La veille, à l'Assemblée nationale, le ministre Bachand avait servi une réplique virulente aux allégations de l'opposition. Mais ses explications, soigneusement rédigées, étaient loin de la réalité, a-t-on appris hier en commission parlementaire.

«On parle de ça au moment où on a une crise économique à nos portes... On met 200 millions de dollars pour partir du capital de risque, comme cela se fait partout ailleurs dans le monde», a expliqué le ministre Bachand. Les deux tiers des fonds des FIER viennent des deniers publics.

François Legault a fait valoir que, contrairement à ce qu'avait soutenu la veille le gouvernement, le FIER Ville-Marie avait investi dans deux compagnies dont Pietro Perrino et Valier Boivin étaient actionnaires ou administrateurs: System Bus et Zoommed. MM. Perrino et Boivin ont aussi créé en janvier 2006 le FIER Ville-Marie.

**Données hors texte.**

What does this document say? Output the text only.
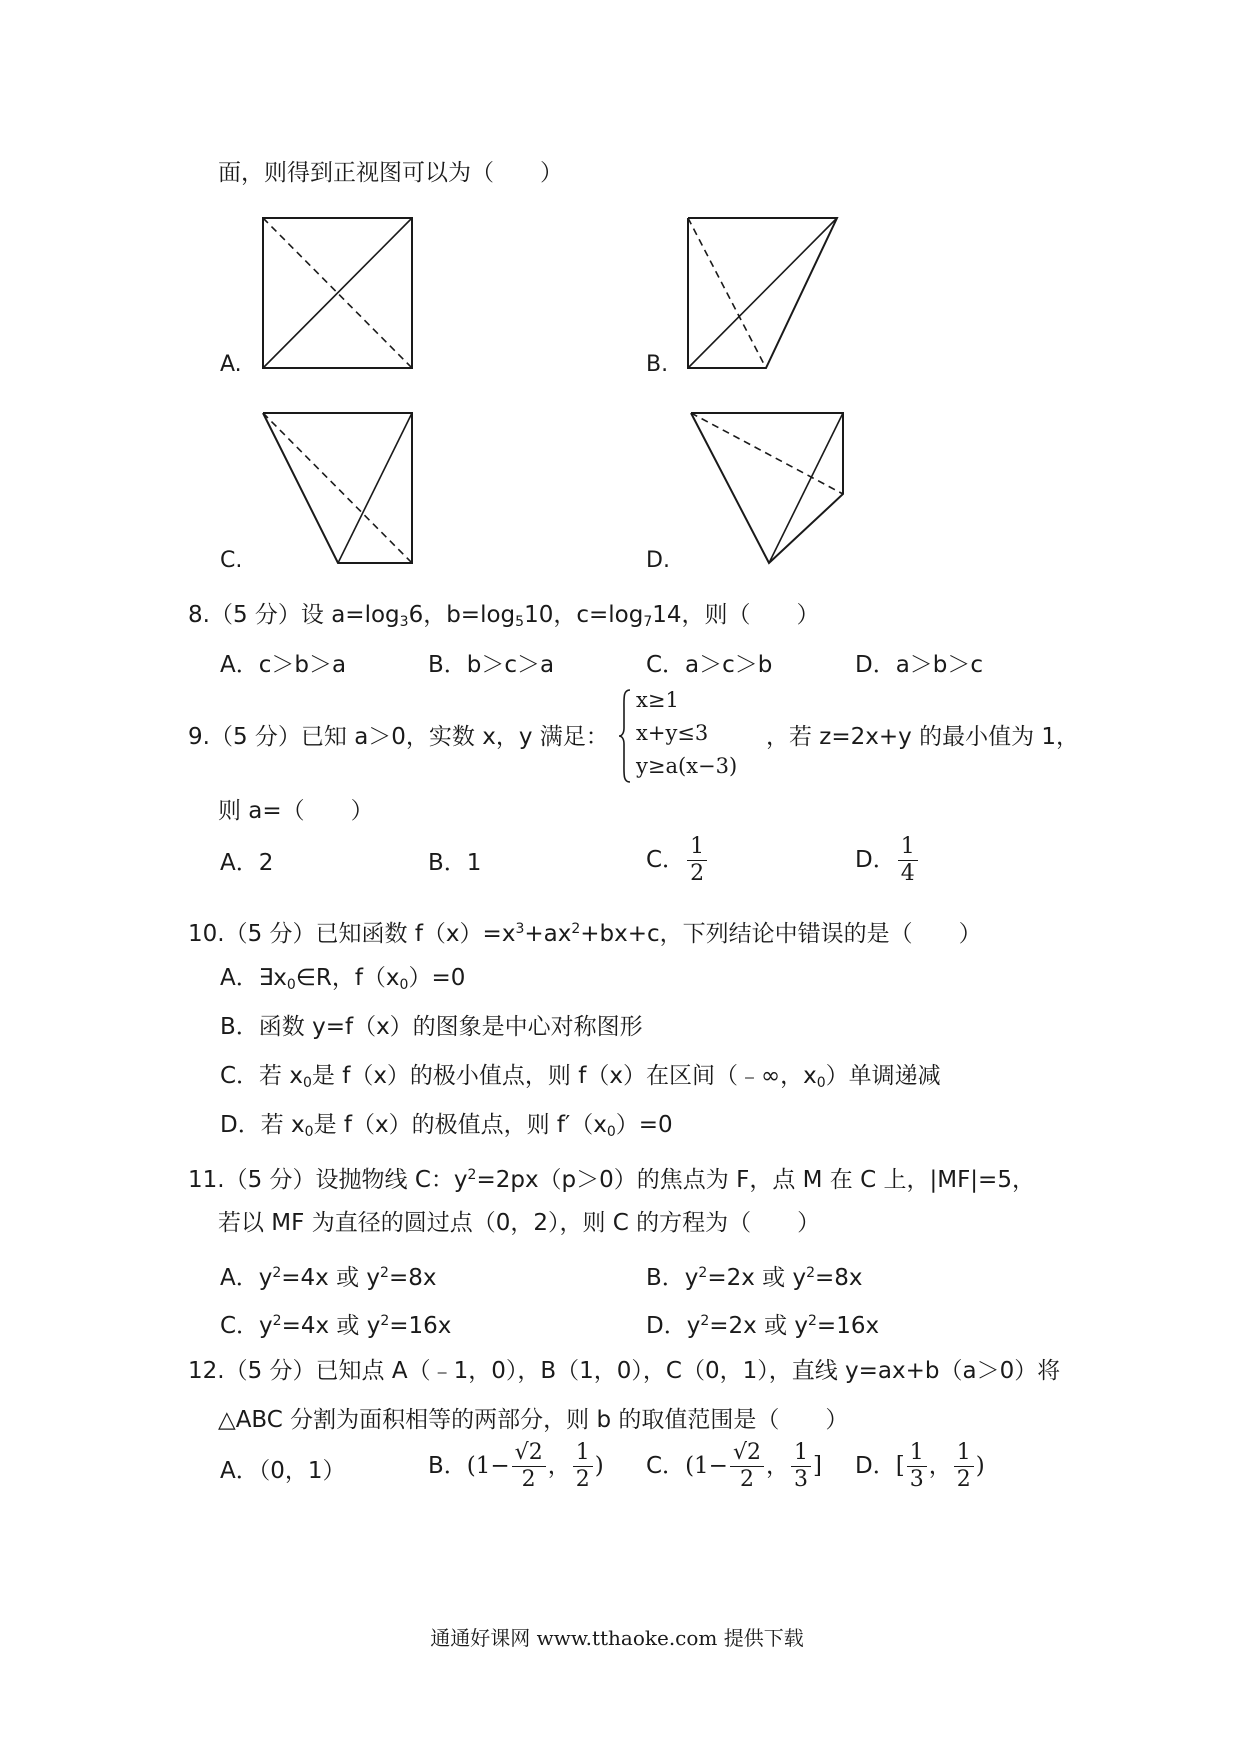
面，则得到正视图可以为（　　）
A.	B.
C.	D.
8.（5 分）设 $a=\log_36$，$b=\log_510$，$c=\log_714$，则（　　）
A．c＞b＞a	B．b＞c＞a	C．a＞c＞b	D．a＞b＞c
9.（5 分）已知 a＞0，实数 x，y 满足：
x≥1
x+y≤3
y≥a(x−3)
，若 z=2x+y 的最小值为 1，
则 a=（　　）
A．2	B．1	C． $\frac{1}{2}$	D． $\frac{1}{4}$
10.（5 分）已知函数 $f(x)=x^3+ax^2+bx+c$，下列结论中错误的是（　　）
A．$\exists x_0\in R$，$f(x_0)=0$
B．函数 y=f（x）的图象是中心对称图形
C．若 $x_0$是 f（x）的极小值点，则 f（x）在区间（﹣∞，$x_0$）单调递减
D．若 $x_0$是 f（x）的极值点，则 $f'(x_0)=0$
11.（5 分）设抛物线 C：$y^2=2px(p>0)$的焦点为 F，点 M 在 C 上，|MF|=5，
若以 MF 为直径的圆过点（0，2），则 C 的方程为（　　）
A．$y^2=4x$ 或 $y^2=8x$	B．$y^2=2x$ 或 $y^2=8x$
C．$y^2=4x$ 或 $y^2=16x$	D．$y^2=2x$ 或 $y^2=16x$
12.（5 分）已知点 A（﹣1，0），B（1，0），C（0，1），直线 y=ax+b（a＞0）将
△ABC 分割为面积相等的两部分，则 b 的取值范围是（　　）
A．（0，1）	B．($1- \frac{√2}{2}$ ， $\frac{1}{2}$ ) C．($1- \frac{√2}{2}$ ， $\frac{1}{3}$ ] D．[ $\frac{1}{3}$ ， $\frac{1}{2}$ )
通通好课网 www.tthaoke.com 提供下载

Ce fonds a acheté 5 millions d'actions de Zoommed, et M. Boivin n'a pas mentionné au conseil qu'il pouvait se trouver en conflit d'intérêts, a indiqué hier la direction d'Investissement Québec, qui, la veille, avait soutenu que toutes les règles avaient été respectées. M. Boivin affirme qu'il n'avait pas de déclaration à faire; il n'était pas administrateur, mais seulement actionnaire de Zoommed. Pour François Legault, on devrait réduire au minimum, à «de vraies exceptions», les cas où les dirigeants des FIER investissent dans des entreprises dont ils sont administrateurs.

Pour François Legault, il est pour le moins étrange que deux FIER aient consenti neuf investissements précisément dans des compagnies dont MM. Perrino et Boivin sont administrateurs ou actionnaires. Les deux hommes se trouvent aussi au conseil d'administration du FIER Boréal 2 au Saguenay, qui a investi plus de 2 millions dans les entreprises montréalaises de MM. Perrino et Boivin. En fait 3,5 des 6 millions du FIER Boréal sont investis en dehors de la région du Saguenay, en dépit de la règle qui veut qu'au moins 50% de l'argent reste dans la région.

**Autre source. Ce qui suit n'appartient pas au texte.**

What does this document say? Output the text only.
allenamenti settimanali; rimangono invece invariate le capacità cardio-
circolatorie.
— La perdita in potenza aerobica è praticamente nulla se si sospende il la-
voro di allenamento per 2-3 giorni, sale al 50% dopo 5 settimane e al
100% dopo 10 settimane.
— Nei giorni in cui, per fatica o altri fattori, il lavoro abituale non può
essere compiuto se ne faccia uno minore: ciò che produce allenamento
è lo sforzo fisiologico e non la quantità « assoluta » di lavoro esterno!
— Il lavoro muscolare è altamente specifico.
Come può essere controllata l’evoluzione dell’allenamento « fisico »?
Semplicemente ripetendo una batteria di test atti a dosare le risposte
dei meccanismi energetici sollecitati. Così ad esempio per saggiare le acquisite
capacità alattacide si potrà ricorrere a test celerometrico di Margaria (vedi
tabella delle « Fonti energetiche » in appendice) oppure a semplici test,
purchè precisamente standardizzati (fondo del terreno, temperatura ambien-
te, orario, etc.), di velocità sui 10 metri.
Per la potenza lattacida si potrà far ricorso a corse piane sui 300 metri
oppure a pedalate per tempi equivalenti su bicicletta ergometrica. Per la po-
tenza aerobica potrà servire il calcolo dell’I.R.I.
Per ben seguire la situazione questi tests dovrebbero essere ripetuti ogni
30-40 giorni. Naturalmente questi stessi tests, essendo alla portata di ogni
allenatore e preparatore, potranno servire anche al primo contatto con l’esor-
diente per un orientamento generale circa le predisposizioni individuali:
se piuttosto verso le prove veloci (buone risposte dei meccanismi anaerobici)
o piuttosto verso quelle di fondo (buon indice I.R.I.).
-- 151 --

MM. Bachand et Daoust n'ont pu préciser quelles retombées avait apporté dans la région un investissement de 2 millions dans la firme Bureau canadienne d'investigation, dirigée par Luigi Coretti et établie à Montréal - Investissement Québec la comptabilisait dans les investissements locaux. Placé sur la sellette M. Daoust a indiqué que son organisme avait seulement deux fonctionnaires pour surveiller ces FIER.

Le député adéquiste François Bonnardel a renchéri quand il a relevé que cette même firme, propriété d'un donateur à la caisse libérale, avait bénéficié aussi de l'investissement maximum de 1 million dans trois autres FIER: ceux de l'Estrie et de Laval ainsi que le FIER spécialisé CPVC. En Estrie, les règles d'Investissement Québec sont bafouées, 70% des fonds sont investis dans d'autres régions. M. Daoust a produit une lettre pour monter qu'on les avait rappelés à l'ordre mais n'a pu expliquer pourquoi d'autres fonds délinquants n'avaient pas eu cette mise en garde. «M. Daoust nous avait dit qu'aucune règle n'avait été enfreinte» a souligné le député Bonnardel.

Autre fait troublant trouvé par l'ADQ, le FIER Estrie a mis 1 million de dollars dans le financement de Groupe Fox, une compagnie qui a pignon sur rue à Halifax, et dont les administrateurs se trouvent en Californie et en Virginie. Retombées de l'investissement: zéro emploi.